In general terms, the reasons for this argument will be that this perspective
legitimately and viably promotes the interests of good citizenship and natural
liberty. That argument employs the
language of freedom often voiced by many of its advocates as a gift from God.
That is, liberty is being defined as the freedom
to do what one wants to do while respecting others to have the same and being amenable
or supportive of a prevailing sense of transactional interactions with others. Within these broad parameters, schools’
curricular treatment of government and politics will promote an approach to
government that leaves such determinations over duties and responsibilities to
individuals. All reasonable and legal
options from which to decide will be considered legitimate and in the purview
of the individual.
Therefore,
this basic curricular choice avoids any attempt, either directly or by
suggestion, of any preference for political values, ideals, ideas, other than
for liberty, to the individual student.
For it is up to individuals to determine the type of citizens they will
seek to be, only restrained by legal boundaries.
As
with the parochial federalist review, this presentation of the natural rights
perspective will attempt to answer the same research questions. Overall, the concern is: does the natural rights view provide a legitimate and viable way to
study government and politics at the secondary school level, i.e., in middle
schools and in high schools? There, the
targeted courses would be civics and American government, respectively.
This
overall question leads to subsidiary questions.
They are concerned with those issues associated with the comparison
between the natural rights perspective, dominant today, and the federalist
perspective, which is promoted in this blog.

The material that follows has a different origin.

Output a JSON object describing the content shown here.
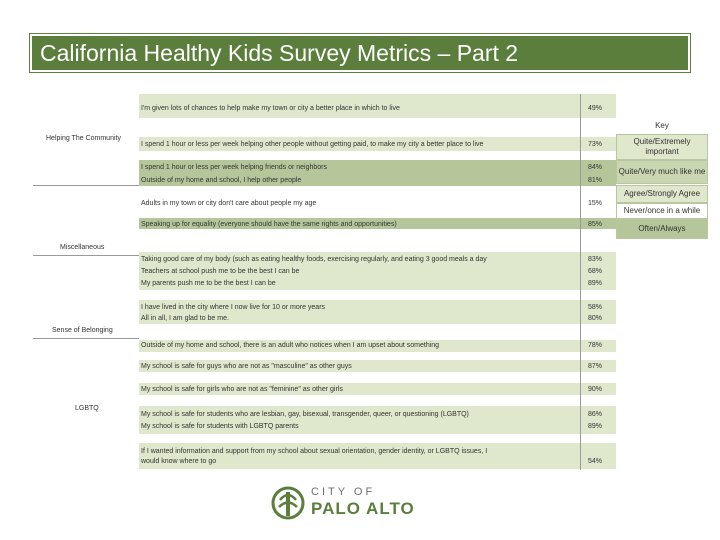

These views, in many ways, are at odds not only concerning how
governments should be described and explained, and how politics should be
conducted, but about how people should behave in accordance with that governance
and in their – especially political – interactions with each other.
With that, therefore, the following subsidiary
questions are offered:
1. How has the construct guided/evolved in the
teaching of American government and civics?
2. What have been the salient consequences of that
development?
3. To what social arrangements should the
development of this construct lead?
4. How can desirable social arrangements – a la
the precepts of the construct – come about?
In addition, they steer one’s attention to how Americans should proceed
into the future – the espoused aims for those upcoming years.
Through a description of the historical
development of the effects of the two opposing perspectives, a clear comparison
will be attempted. This analysis will be
guided by the above subsidiary questions as they relate to the commonplaces of
curriculum.
The commonplaces of curriculum were developed
by William Schubert[1] and include the subject
matter, teachers, learners, and milieu.[2] Each of these commonplaces will serve as the
divisional categories of the following postings in much the same way they
organized this blog’s review of the parochial/federalism construct.
[1]
William H. Schubert, Curriculum: Perspective, Paradigm, and Possibility
(New York, NY: MacMillan Publishing
Company, 1986).
[2]
They
can be defined as follows:
·
The subject matter refers to the academic
content presented in the curriculum.
·
The teacher is the professional instructor
authorized to present and supervise curricular activities within the classroom
setting.
·
Learners are defined as those individuals
attending school for the purpose of acquiring the education entailed with a
particular curriculum.
·
Milieu refers to the general cultural setting
and ambiance within the varied social settings found at the school site.